– Я не спросил, – объяснил брат, – потому что если люди тебе что-нибудь говорят, то вечно все путают. Вспомни, как всегда бывает в школе. Что-нибудь случается, они находят какую-нибудь глупость, написанную на доске, или сломанный лабораторный прибор и бегают в поисках виноватых. Они никогда не понимают, что происходит. Тебе говорят, что каких-нибудь мальчиков видели в классе под вечер, когда они на самом деле прогуливали, и учителя думают, будто те ушли рано, а они ушли поздно, и даже когда все проясняется, тебя хвалят или ругают за то, чего ты не делал. Это тайна, потому что каждый учитель и каждый мальчик думает о чем-то, чего никто, кроме него, не знает.

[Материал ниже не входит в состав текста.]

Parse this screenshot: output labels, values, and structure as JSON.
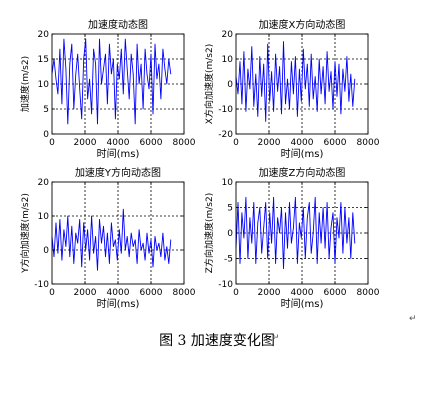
{
  "figure": {
    "caption": "图 3  加速度变化图",
    "pilcrow": "↵"
  },
  "colors": {
    "line": "#0000ff",
    "axis": "#000000",
    "grid": "#000000"
  },
  "chart_data": [
    {
      "type": "line",
      "title": "加速度动态图",
      "xlabel": "时间(ms)",
      "ylabel": "加速度(m/s2)",
      "xlim": [
        0,
        8000
      ],
      "ylim": [
        0,
        20
      ],
      "xticks": [
        0,
        2000,
        4000,
        6000,
        8000
      ],
      "yticks": [
        0,
        5,
        10,
        15,
        20
      ],
      "grid": true,
      "series": [
        {
          "x": [
            0,
            120,
            240,
            360,
            480,
            600,
            720,
            840,
            960,
            1080,
            1200,
            1320,
            1440,
            1560,
            1680,
            1800,
            1920,
            2040,
            2160,
            2280,
            2400,
            2520,
            2640,
            2760,
            2880,
            3000,
            3120,
            3240,
            3360,
            3480,
            3600,
            3720,
            3840,
            3960,
            4080,
            4200,
            4320,
            4440,
            4560,
            4680,
            4800,
            4920,
            5040,
            5160,
            5280,
            5400,
            5520,
            5640,
            5760,
            5880,
            6000,
            6120,
            6240,
            6360,
            6480,
            6600,
            6720,
            6840,
            6960,
            7080,
            7200
          ],
          "values": [
            12,
            15,
            11,
            8,
            17,
            6,
            19,
            13,
            2,
            14,
            18,
            5,
            12,
            16,
            9,
            3,
            15,
            19,
            7,
            11,
            4,
            17,
            14,
            2,
            19,
            10,
            13,
            16,
            6,
            18,
            12,
            15,
            3,
            14,
            11,
            17,
            8,
            19,
            13,
            7,
            16,
            12,
            2,
            18,
            10,
            14,
            5,
            17,
            12,
            9,
            16,
            4,
            18,
            11,
            14,
            7,
            17,
            13,
            10,
            15,
            12
          ]
        }
      ]
    },
    {
      "type": "line",
      "title": "加速度X方向动态图",
      "xlabel": "时间(ms)",
      "ylabel": "X方向加速度(m/s2)",
      "xlim": [
        0,
        8000
      ],
      "ylim": [
        -20,
        20
      ],
      "xticks": [
        0,
        2000,
        4000,
        6000,
        8000
      ],
      "yticks": [
        -20,
        -10,
        0,
        10,
        20
      ],
      "grid": true,
      "series": [
        {
          "x": [
            0,
            120,
            240,
            360,
            480,
            600,
            720,
            840,
            960,
            1080,
            1200,
            1320,
            1440,
            1560,
            1680,
            1800,
            1920,
            2040,
            2160,
            2280,
            2400,
            2520,
            2640,
            2760,
            2880,
            3000,
            3120,
            3240,
            3360,
            3480,
            3600,
            3720,
            3840,
            3960,
            4080,
            4200,
            4320,
            4440,
            4560,
            4680,
            4800,
            4920,
            5040,
            5160,
            5280,
            5400,
            5520,
            5640,
            5760,
            5880,
            6000,
            6120,
            6240,
            6360,
            6480,
            6600,
            6720,
            6840,
            6960,
            7080,
            7200
          ],
          "values": [
            3,
            -4,
            9,
            -8,
            13,
            -11,
            6,
            -2,
            15,
            -9,
            4,
            -13,
            11,
            -5,
            8,
            -15,
            16,
            -7,
            5,
            -11,
            12,
            -3,
            7,
            -12,
            17,
            -8,
            2,
            -10,
            9,
            -4,
            11,
            -13,
            6,
            -7,
            14,
            -2,
            8,
            -9,
            12,
            -6,
            3,
            -11,
            10,
            -4,
            7,
            -8,
            13,
            -3,
            5,
            -10,
            9,
            -5,
            8,
            -12,
            6,
            -3,
            11,
            -7,
            4,
            -9,
            2
          ]
        }
      ]
    },
    {
      "type": "line",
      "title": "加速度Y方向动态图",
      "xlabel": "时间(ms)",
      "ylabel": "Y方向加速度(m/s2)",
      "xlim": [
        0,
        8000
      ],
      "ylim": [
        -10,
        20
      ],
      "xticks": [
        0,
        2000,
        4000,
        6000,
        8000
      ],
      "yticks": [
        -10,
        0,
        10,
        20
      ],
      "grid": true,
      "series": [
        {
          "x": [
            0,
            120,
            240,
            360,
            480,
            600,
            720,
            840,
            960,
            1080,
            1200,
            1320,
            1440,
            1560,
            1680,
            1800,
            1920,
            2040,
            2160,
            2280,
            2400,
            2520,
            2640,
            2760,
            2880,
            3000,
            3120,
            3240,
            3360,
            3480,
            3600,
            3720,
            3840,
            3960,
            4080,
            4200,
            4320,
            4440,
            4560,
            4680,
            4800,
            4920,
            5040,
            5160,
            5280,
            5400,
            5520,
            5640,
            5760,
            5880,
            6000,
            6120,
            6240,
            6360,
            6480,
            6600,
            6720,
            6840,
            6960,
            7080,
            7200
          ],
          "values": [
            4,
            -2,
            8,
            -1,
            9,
            -3,
            6,
            1,
            10,
            -2,
            7,
            -4,
            5,
            2,
            9,
            -5,
            8,
            0,
            6,
            -3,
            10,
            -1,
            4,
            -6,
            9,
            2,
            7,
            -2,
            5,
            -4,
            8,
            1,
            3,
            -3,
            6,
            -1,
            12,
            0,
            4,
            -2,
            5,
            1,
            3,
            -4,
            6,
            0,
            2,
            -3,
            5,
            -1,
            3,
            -5,
            4,
            0,
            2,
            -2,
            5,
            -3,
            1,
            -4,
            3
          ]
        }
      ]
    },
    {
      "type": "line",
      "title": "加速度Z方向动态图",
      "xlabel": "时间(ms)",
      "ylabel": "Z方向加速度(m/s2)",
      "xlim": [
        0,
        8000
      ],
      "ylim": [
        -10,
        10
      ],
      "xticks": [
        0,
        2000,
        4000,
        6000,
        8000
      ],
      "yticks": [
        -10,
        -5,
        0,
        5,
        10
      ],
      "grid": true,
      "series": [
        {
          "x": [
            0,
            120,
            240,
            360,
            480,
            600,
            720,
            840,
            960,
            1080,
            1200,
            1320,
            1440,
            1560,
            1680,
            1800,
            1920,
            2040,
            2160,
            2280,
            2400,
            2520,
            2640,
            2760,
            2880,
            3000,
            3120,
            3240,
            3360,
            3480,
            3600,
            3720,
            3840,
            3960,
            4080,
            4200,
            4320,
            4440,
            4560,
            4680,
            4800,
            4920,
            5040,
            5160,
            5280,
            5400,
            5520,
            5640,
            5760,
            5880,
            6000,
            6120,
            6240,
            6360,
            6480,
            6600,
            6720,
            6840,
            6960,
            7080,
            7200
          ],
          "values": [
            -3,
            6,
            -6,
            4,
            -1,
            7,
            -5,
            3,
            -2,
            6,
            -6,
            2,
            5,
            -4,
            1,
            6,
            -5,
            4,
            -2,
            7,
            -6,
            3,
            0,
            5,
            -7,
            4,
            -3,
            6,
            -2,
            1,
            7,
            -6,
            2,
            -1,
            5,
            -5,
            3,
            6,
            -4,
            0,
            7,
            -6,
            4,
            -2,
            5,
            -3,
            6,
            -5,
            1,
            4,
            -6,
            3,
            -1,
            6,
            -4,
            5,
            -2,
            3,
            -5,
            4,
            -2
          ]
        }
      ]
    }
  ]
}
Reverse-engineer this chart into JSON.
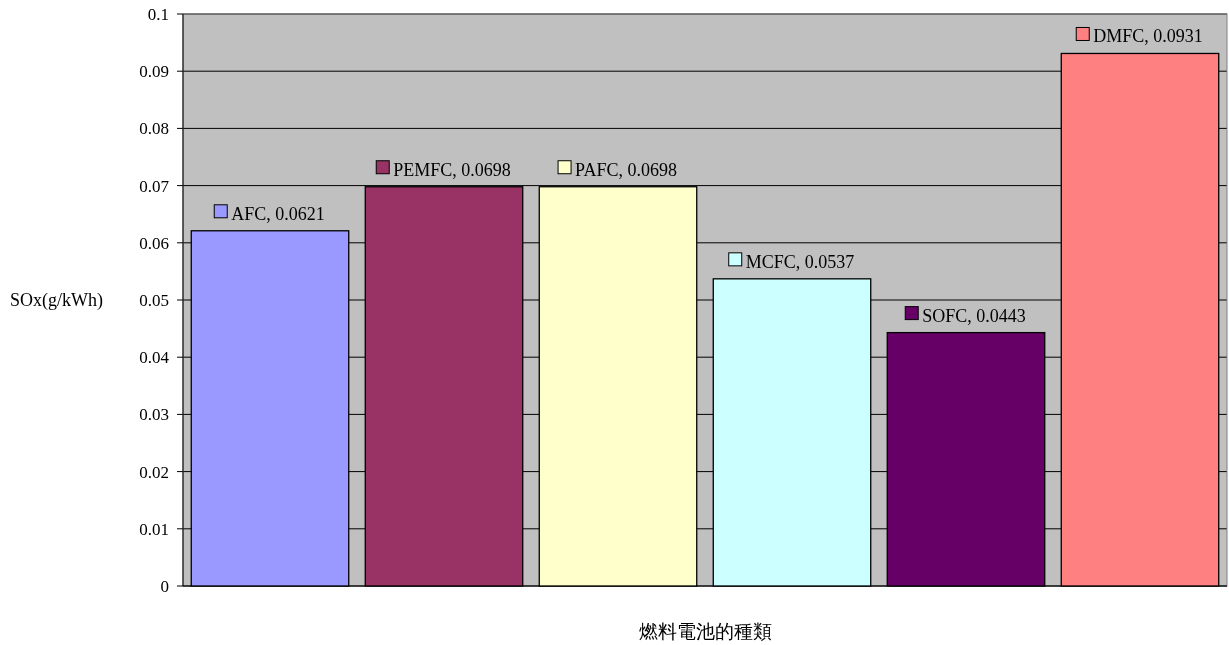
{
  "chart_data": {
    "type": "bar",
    "xlabel": "燃料電池的種類",
    "ylabel": "SOx(g/kWh)",
    "categories": [
      null,
      null,
      null,
      null,
      null,
      null
    ],
    "values": [
      0.0621,
      0.0698,
      0.0698,
      0.0537,
      0.0443,
      0.0931
    ],
    "colors": [
      "#9999ff",
      "#993366",
      "#ffffcc",
      "#ccffff",
      "#660066",
      "#ff8080"
    ],
    "value_labels": [
      "AFC, 0.0621",
      "PEMFC, 0.0698",
      "PAFC, 0.0698",
      "MCFC, 0.0537",
      "SOFC, 0.0443",
      "DMFC, 0.0931"
    ],
    "ylim": [
      0,
      0.1
    ],
    "yticks": [
      0,
      0.01,
      0.02,
      0.03,
      0.04,
      0.05,
      0.06,
      0.07,
      0.08,
      0.09,
      0.1
    ],
    "grid": "y"
  }
}
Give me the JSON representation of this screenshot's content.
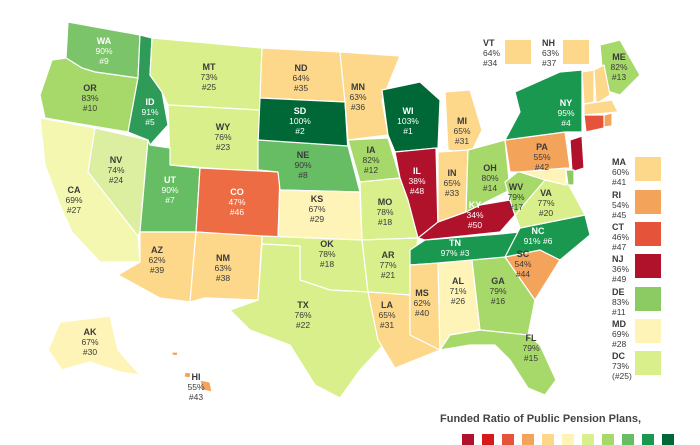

Заканчивается это всегда одинаково: тебе делают строгий выговор и ты стоишь, глядя на полосу солнца на половицах, а они всё разглагольствуют и разглагольствуют, никогда не приближаясь к тому, что произошло. Так вот, они всегда говорят, что школа готовит нас к жизни, и я не сомневаюсь, что так оно и есть. Видишь ли, если бы люди в том месте, в Испании, рассказали мистеру Морпурго, как умер папа, то наверняка почти все перепутали бы просто потому, что они не папа, который один знал, как он умер собственной, особой смертью. А потом, если бы мистер Морпурго передал нам то, что они рассказали ему, то напутал бы еще больше, потому что он не папа и не эти люди. Им может показаться сложным то, что было совсем простым; таким простым, как если бы он лежал в постели со свечой, а ветер распахнул окно и потушил свет. Или, – вздохнул брат, – как если бы он устал, протянул руку и придавил фитиль пальцами.
Мы втроем не сводили глаз с реки. Вероятно, где-то в ее верховье бушевала сильная буря. Здесь мы не слышали ее грохота, но течение несло вниз коряги.
– Мы знаем всё, что нам нужно знать, – произнес он. – Все, что связано с папой, закончилось, а теперь и он закончился. Вот и все, что можно об этом сказать.
Мы снова погрузились в молчание, и вдруг брат выпалил:
– Самое ужасное, что я так его ненавидел! И сейчас ненавижу. Я заслужил попасть в Тартар. Вергилий пишет, что за это туда попадают.
В этот момент Розамунда издала один из невнятных звуков, которыми она иногда намекала на страдание, не раздраженных, но жалобных, как воркование голубки, и таких кратких и слабых, что те, кто их слышал, не могли быть уверены, что она их издала, и спешили выяснить, действительно ли она, которая просила так мало, теперь чего-то просит.
– У меня болит голова, – объяснила кузина. – Как вы думаете, я могу распустить волосы? – Она спросила это робко, потому что в те времена казалось немыслимым, чтобы девушка, которая начала носить взрослую высокую прическу, когда-нибудь отказалась от такой привилегии; и позволить им свободно струиться было сродни безумию Офелии. – Я никогда не привыкну носить их высоко, – жалобно сказала кузина. Она подняла руки к голове, изогнула спину, напомнив мне кариатиду, медленно вынула из волос шпильки и один за другим распустила свои тяжелые золотистые локоны. Мой брат наблюдал за ней, позабыв, о чем говорил. Хотя эти двое были неразлучны с самого детства, они часто смотрели друг на друга с довольным любопытством, словно встретились впервые.
– Теперь мне лучше, – выдохнула она. – Вы же не против? Вряд ли мы встретим кого-то на обратном пути. Это общественная тропинка, но по ней ходим только мы.
– Ты не закончила, – сказал Ричард Куин. Он улыбался, но был еще не в себе, какая-то его часть радовалась этому диссонансу. – Ты оставила два локона заколотыми вон там, над левым ухом, из-за этого все смотрится странно.